Let me say clearly that every member of the UN staff has received a copy of the Volcker Report, and I know of no-one who does not accept that very serious breaches occurred in the UN's Code of Practice during the Iraq Oil for Food Programme. We want reform, as soon as possible. We also welcome constructive criticism (although not a witch-hunt). But anyone who has read the Report will know that the five permanent Members of the Security Council, including the US were making vast profits from the smuggling of oil during that period. Is it not flagrant hypocrisy therefore, to make the UN the scapegoat?
Especially when one considers that the Member leading the pack is the Member that has defaulted on its assessed contributions to the UN, and its specialized agencies, including WHO/UNICEF for many years?
I am particularly sensitive to the results of this refusal to pay up at the moment, because this afternoon I leave for duty travel (on behalf of WHO/UNICEF) to Ethiopia and Somalia, two of the poorest countries in sub-Saharan Africa whose GDPs barely reach $100 p.a. This mission, to help re-build a basic health-delivery infrastructure in these two countries nearly didn't happen. Our programmes are so cash-strapped, largely because the US owes millions, that we never know until the last minute whether or not alternative funding has been found to enable them to go ahead.
UK Prime Minister Tony Blair (for all his faults, and in my eyes they are many) has iniated a bilateral donor/recipient Commission for Africa, which Nelson Mandela has hailed as Africa's "brightest hope". Yet even Blair, who has wantonly acted as a stooge for Bush throughout the immoral fracas that is Iraq, cannot persuade the US to join in.
To those of us on the outside, it seems that the America of today is pre-occupied with just two things: bringing us all to the brink of World War III in its obsession to deal militarily with "none-too-tangible" perceived threats from all over the World; and satisfying corporate greed, irrespective of the cost to the rest of us.

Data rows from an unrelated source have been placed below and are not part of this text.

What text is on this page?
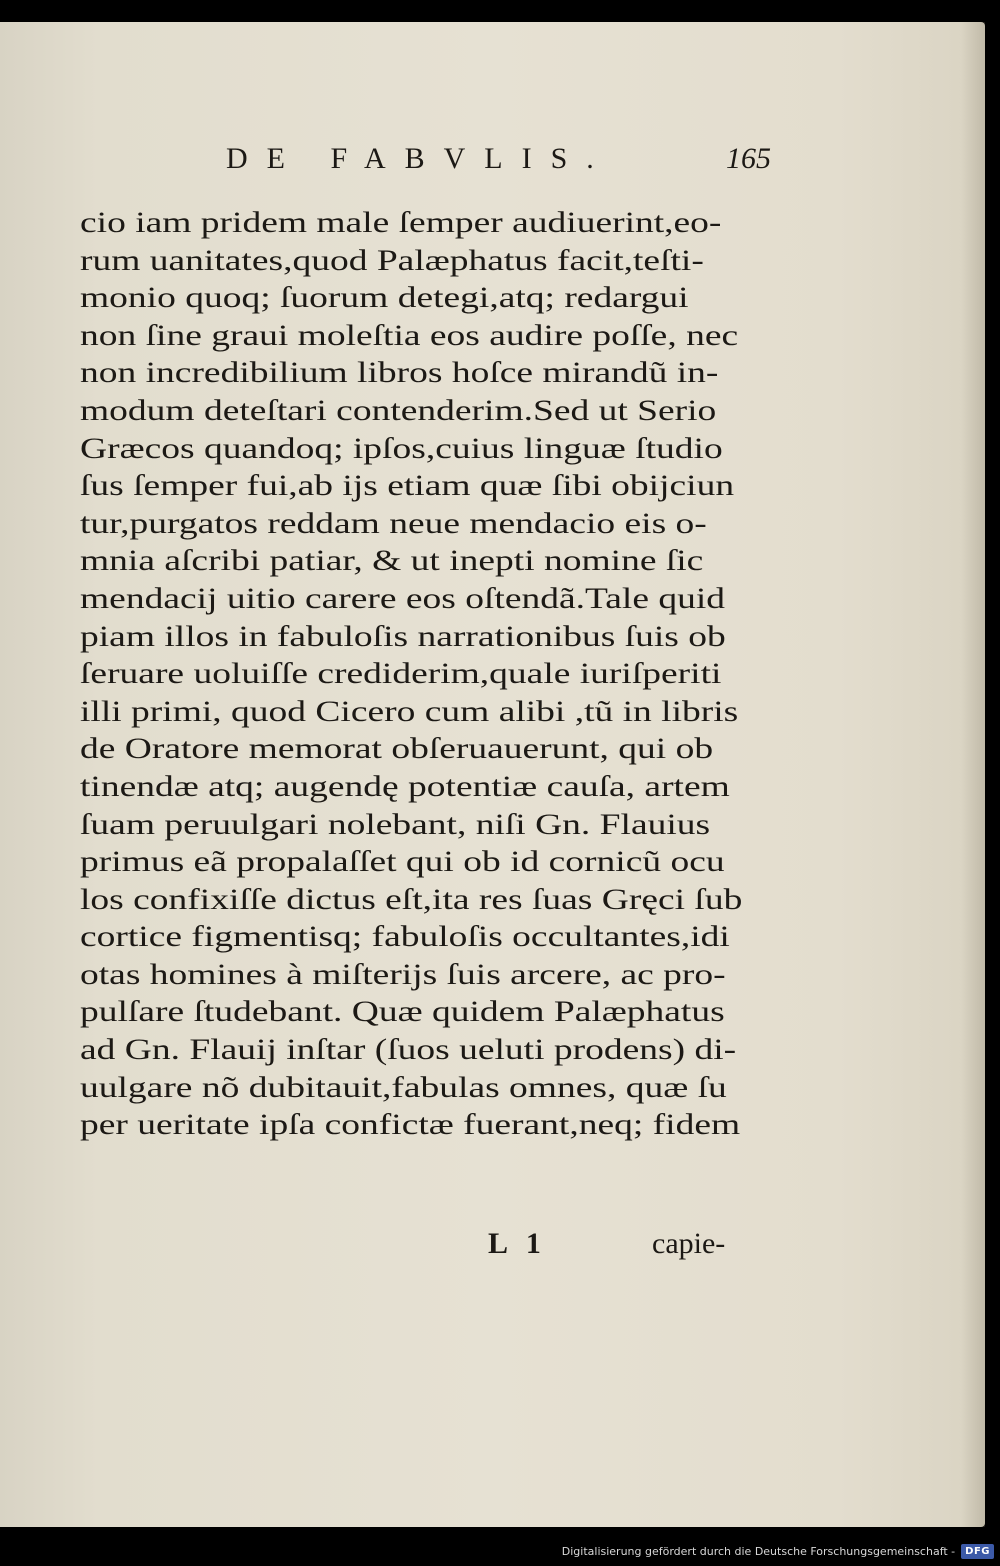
DE FABVLIS.	165
cio iam pridem male ſemper audiuerint,eo-
rum uanitates,quod Palæphatus facit,teſti-
monio quoq; ſuorum detegi,atq; redargui
non ſine graui moleſtia eos audire poſſe, nec
non incredibilium libros hoſce mirandũ in-
modum deteſtari contenderim.Sed ut Serio
Græcos quandoq; ipſos,cuius linguæ ſtudio
ſus ſemper fui,ab ijs etiam quæ ſibi obijciun
tur,purgatos reddam neue mendacio eis o-
mnia aſcribi patiar, & ut inepti nomine ſic
mendacij uitio carere eos oſtendã.Tale quid
piam illos in fabuloſis narrationibus ſuis ob
ſeruare uoluiſſe crediderim,quale iuriſperiti
illi primi, quod Cicero cum alibi ,tũ in libris
de Oratore memorat obſeruauerunt, qui ob
tinendæ atq; augendę potentiæ cauſa, artem
ſuam peruulgari nolebant, niſi Gn. Flauius
primus eã propalaſſet qui ob id cornicũ ocu
los confixiſſe dictus eſt,ita res ſuas Gręci ſub
cortice figmentisq; fabuloſis occultantes,idi
otas homines à miſterijs ſuis arcere, ac pro-
pulſare ſtudebant. Quæ quidem Palæphatus
ad Gn. Flauij inſtar (ſuos ueluti prodens) di-
uulgare nõ dubitauit,fabulas omnes, quæ ſu
per ueritate ipſa confictæ fuerant,neq; fidem
L 1	capie-
Digitalisierung gefördert durch die Deutsche Forschungsgemeinschaft -	DFG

I was a post-grad student at Johns Hopkins, and I know from first-hand just how warm-hearted and generous American people from all walks of life can be. I certainly look back on my years in the Chesapeake Bay area with affection and thanfulness. So what has happenned? How has it been possible to whip up such a maelstrom of unjustified fear in the Nation's collective psyche that there is no longer a true party of the left in American politics? Nor is there a President who truly wants to engage with his erstwhile allies, as his whistle-stop tour of Europe has shown. Sure, he wants to coerce them into picking up the pieces in Iraq, put the frighteners on Iran and Syria, all the usual negative actions, but he is totally unwilling to work with those same nations through the UN, the International Court, the Kyoto Protocal, the Commission for Africa, in short any initiative which could genuinely make the whole World a safer place.
So in closing, I beg you, fellow members of the Kos community, to raise your personal sights beyond who is running for which congressional seat, and fix them rather on encouraging your fellow-citizens to aspire for an America which instead of alienating the rest of the World, regains its status as a beacon of light and hope to other Nations. I suggest this will involve strong support for a reformed United Nations, and strong support for those men and women running for office who have international vision, and who have not abandoned their Democratic principles. It's asking a lot I know, but for the sake of humanity, please try!